There are also plenty of fashion treasures to be found: relics of Clark’s regular collaborations with the cult fashion label BodyMap, whose innovative designs emerged from the clubs alongside Clark’s radical dance performances, as well as glimpses across the videos of pieces by Alexander McQueen and Gucci. (A painting by the artist and club kid Trojan that inspired Atlas’s sets for Hail the New Puritan, meanwhile, was offered for the exhibition by Kim Jones from his personal collection.) Nowhere does Clark’s sprawling body of work feel more bracingly contemporary than in his democratic understanding of all forms of creativity, from classical ballet to streetwear design. 
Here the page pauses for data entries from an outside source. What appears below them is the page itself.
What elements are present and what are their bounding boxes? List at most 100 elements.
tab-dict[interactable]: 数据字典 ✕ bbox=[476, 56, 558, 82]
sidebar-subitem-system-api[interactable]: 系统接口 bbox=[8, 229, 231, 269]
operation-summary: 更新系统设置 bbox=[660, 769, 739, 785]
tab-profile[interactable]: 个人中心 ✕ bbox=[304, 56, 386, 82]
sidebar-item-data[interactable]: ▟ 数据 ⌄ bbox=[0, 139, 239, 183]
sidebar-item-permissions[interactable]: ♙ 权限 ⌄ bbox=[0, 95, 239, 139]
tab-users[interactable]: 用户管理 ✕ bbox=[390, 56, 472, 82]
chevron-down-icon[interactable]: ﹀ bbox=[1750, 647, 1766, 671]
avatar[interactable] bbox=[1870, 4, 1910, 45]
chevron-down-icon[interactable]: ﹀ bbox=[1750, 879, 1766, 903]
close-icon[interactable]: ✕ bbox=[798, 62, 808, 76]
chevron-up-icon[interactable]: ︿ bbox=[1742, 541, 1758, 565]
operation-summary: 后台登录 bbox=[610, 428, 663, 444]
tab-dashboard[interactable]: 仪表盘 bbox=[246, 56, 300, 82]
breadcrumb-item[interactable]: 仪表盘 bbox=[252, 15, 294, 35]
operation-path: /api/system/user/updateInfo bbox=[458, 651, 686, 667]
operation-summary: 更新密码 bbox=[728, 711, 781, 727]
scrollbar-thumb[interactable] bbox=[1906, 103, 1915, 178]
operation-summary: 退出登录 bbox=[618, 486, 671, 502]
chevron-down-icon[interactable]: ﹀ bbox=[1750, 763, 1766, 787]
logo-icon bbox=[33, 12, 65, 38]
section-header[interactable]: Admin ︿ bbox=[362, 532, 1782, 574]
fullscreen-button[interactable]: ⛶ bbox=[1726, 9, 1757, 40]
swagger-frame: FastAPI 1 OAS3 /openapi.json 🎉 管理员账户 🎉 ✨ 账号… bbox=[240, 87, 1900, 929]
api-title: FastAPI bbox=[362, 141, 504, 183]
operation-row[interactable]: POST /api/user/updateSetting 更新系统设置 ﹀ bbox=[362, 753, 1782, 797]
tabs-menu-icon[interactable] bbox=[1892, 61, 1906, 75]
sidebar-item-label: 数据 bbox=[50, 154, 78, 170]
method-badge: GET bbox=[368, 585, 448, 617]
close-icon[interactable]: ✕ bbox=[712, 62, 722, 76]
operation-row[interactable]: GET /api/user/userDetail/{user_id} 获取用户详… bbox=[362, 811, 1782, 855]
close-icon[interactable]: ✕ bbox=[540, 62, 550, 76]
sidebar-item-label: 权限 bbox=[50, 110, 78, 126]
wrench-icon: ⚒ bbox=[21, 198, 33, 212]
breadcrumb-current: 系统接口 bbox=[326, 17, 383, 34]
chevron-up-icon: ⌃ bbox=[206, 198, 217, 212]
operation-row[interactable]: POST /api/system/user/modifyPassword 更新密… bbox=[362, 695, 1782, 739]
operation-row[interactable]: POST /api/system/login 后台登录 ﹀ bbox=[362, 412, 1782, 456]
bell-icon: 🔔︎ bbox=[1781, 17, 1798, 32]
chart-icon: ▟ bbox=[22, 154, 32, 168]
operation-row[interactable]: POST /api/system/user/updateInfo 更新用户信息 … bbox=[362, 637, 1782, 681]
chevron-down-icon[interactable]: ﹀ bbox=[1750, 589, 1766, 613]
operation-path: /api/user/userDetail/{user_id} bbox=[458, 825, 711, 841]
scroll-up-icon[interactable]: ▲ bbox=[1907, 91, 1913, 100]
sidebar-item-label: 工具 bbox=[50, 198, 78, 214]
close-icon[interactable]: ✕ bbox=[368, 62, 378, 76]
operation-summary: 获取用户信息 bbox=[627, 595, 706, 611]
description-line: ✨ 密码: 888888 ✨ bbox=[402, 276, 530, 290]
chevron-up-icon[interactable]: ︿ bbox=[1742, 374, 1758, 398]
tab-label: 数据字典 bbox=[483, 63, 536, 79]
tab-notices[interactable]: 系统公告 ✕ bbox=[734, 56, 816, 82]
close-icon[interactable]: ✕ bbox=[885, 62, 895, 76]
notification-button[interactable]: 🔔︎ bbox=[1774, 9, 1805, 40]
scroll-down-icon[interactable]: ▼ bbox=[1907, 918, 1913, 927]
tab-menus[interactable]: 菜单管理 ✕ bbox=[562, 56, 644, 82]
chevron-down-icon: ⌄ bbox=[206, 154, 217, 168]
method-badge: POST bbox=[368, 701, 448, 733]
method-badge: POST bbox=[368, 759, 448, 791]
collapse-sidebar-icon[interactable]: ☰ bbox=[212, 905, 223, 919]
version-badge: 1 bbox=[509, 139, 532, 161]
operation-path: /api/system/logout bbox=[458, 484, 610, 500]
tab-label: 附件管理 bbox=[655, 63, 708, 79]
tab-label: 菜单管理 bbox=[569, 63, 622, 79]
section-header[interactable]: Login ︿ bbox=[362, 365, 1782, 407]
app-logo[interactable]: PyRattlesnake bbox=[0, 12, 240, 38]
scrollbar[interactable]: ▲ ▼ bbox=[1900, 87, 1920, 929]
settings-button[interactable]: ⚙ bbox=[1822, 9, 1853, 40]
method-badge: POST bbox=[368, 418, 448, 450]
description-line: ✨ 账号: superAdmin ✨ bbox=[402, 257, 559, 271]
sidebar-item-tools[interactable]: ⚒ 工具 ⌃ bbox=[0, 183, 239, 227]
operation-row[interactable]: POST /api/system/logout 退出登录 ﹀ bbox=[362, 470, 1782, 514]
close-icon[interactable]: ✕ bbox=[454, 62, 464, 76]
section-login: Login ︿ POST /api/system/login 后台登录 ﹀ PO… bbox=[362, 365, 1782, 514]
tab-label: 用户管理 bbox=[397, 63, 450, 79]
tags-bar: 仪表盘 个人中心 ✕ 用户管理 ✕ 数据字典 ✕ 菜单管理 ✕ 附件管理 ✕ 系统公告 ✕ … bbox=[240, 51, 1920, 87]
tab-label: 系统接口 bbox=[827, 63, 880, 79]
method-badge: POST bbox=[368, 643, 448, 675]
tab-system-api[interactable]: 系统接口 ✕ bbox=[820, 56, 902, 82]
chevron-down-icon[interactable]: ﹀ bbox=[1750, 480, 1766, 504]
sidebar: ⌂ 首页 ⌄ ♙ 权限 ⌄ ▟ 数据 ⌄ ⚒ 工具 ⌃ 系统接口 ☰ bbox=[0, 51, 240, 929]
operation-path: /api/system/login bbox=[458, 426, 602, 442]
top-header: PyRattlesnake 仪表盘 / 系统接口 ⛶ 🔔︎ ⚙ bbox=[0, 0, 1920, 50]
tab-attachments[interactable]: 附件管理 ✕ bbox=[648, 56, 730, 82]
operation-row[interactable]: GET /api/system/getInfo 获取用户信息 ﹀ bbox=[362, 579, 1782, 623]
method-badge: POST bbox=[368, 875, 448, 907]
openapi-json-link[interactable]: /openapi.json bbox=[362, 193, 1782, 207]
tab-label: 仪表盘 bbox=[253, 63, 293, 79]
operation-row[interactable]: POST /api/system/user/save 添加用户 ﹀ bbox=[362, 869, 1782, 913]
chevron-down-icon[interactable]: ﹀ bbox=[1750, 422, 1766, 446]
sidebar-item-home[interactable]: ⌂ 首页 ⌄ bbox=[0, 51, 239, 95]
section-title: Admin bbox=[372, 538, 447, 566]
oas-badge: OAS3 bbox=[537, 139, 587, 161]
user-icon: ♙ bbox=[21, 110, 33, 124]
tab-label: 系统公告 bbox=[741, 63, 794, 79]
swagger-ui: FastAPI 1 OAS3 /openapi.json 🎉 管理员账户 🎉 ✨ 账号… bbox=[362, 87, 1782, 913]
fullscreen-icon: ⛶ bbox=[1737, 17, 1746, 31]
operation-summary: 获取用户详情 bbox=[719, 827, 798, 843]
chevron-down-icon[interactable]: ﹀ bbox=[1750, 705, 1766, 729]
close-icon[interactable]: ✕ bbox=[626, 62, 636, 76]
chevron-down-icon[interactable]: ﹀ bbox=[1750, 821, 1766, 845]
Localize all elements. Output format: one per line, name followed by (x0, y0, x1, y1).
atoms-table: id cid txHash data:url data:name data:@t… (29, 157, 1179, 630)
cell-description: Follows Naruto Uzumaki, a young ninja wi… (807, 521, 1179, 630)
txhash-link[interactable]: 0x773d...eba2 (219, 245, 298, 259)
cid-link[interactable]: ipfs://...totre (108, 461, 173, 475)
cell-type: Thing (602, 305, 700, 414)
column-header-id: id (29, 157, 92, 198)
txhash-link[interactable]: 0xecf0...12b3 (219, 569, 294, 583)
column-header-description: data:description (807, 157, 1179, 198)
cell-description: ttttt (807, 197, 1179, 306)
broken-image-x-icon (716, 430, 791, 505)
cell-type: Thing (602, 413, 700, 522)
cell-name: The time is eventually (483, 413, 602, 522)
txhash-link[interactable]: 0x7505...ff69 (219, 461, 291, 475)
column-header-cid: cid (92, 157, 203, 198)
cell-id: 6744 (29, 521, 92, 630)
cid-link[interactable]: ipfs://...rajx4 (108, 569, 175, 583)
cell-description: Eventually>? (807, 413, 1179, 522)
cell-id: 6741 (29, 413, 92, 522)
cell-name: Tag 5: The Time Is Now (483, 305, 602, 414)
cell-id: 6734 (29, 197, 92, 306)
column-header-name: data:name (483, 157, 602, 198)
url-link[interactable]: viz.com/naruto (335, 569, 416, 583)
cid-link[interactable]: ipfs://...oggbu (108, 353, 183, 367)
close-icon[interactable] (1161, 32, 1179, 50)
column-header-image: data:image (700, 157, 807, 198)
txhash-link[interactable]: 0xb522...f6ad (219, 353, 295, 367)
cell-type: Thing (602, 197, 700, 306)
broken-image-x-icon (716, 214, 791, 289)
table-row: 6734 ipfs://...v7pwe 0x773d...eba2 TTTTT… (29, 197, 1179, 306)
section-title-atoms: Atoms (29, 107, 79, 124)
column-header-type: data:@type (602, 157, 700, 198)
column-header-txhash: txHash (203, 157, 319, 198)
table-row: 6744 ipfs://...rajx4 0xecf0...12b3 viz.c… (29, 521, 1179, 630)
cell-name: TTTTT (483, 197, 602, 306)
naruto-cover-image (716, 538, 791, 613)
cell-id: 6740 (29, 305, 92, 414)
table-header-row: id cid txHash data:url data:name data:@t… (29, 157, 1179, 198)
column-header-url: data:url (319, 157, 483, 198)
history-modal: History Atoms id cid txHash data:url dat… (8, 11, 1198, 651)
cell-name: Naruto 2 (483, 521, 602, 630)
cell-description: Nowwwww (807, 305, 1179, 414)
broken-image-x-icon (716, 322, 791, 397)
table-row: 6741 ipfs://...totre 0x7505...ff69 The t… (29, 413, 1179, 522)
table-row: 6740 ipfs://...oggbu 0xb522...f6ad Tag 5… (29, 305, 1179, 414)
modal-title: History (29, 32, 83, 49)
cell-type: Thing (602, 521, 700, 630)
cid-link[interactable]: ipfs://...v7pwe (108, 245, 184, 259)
Part of this resonance with the present moment is more poignant, too. The hopelessness felt by Clark and his first generation of collaborators, and the fiercely political, anarchic artistic spirit that bubbled out of it, was partly the product of working under a right-wing Thatcherite government, whose cynical approach to the creative industries ended up formeting some of the most powerful British art of the 20th century. And despite being many years in the making, the exhibition’s arrival at a moment when funding for the arts is in crisis, with today’s Conservative government recommending workers within the creative sector to “retrain and find other jobs”, feels both profound and timely.

Yet despite these rich (and knowing Clark’s fascination with British history, likely intentional) parallels, where the exhibition feels most vital is where it holds its eye firmly on the future. There may have been an extensive series of live performances planned to accompany the show that have sadly been cancelled, but Clark and the curator’s wish for this inclusive, genre-defying creative universe to provide fertile inspiration to a new generation of creatives doesn’t feel unearned. With the extensive offering of videos on display, many of which have never been on public view before, it’s a world to get lost in – but ultimately, to be influenced by. “We didn’t want this to be an archival exhibition, we wanted to celebrate him as a living artist,” Ostende explains. “It’s about looking forward as well as to the past; about taking the exhibition into a second phase, and seeing it reinterpreted in the eyes of some of the participating artists.”

It’s partly for this reason that Clark has refused interviews around the exhibition, preferring to let the work exist as something in its own right. Still, in an interview with Ostende that is reprinted in the exhibition catalogue, Clark says, with typical impish humour: “You are aware that, for me, my work is a matter of life and death?” With Cosmic Dancer, Clark’s extraordinary body of work feels ready to be passed onto the next generation – even as it remains, in its own right, fiercely alive.

Michael Clark: Cosmic Dancer is at the Barbican, London, until January 3, 2021.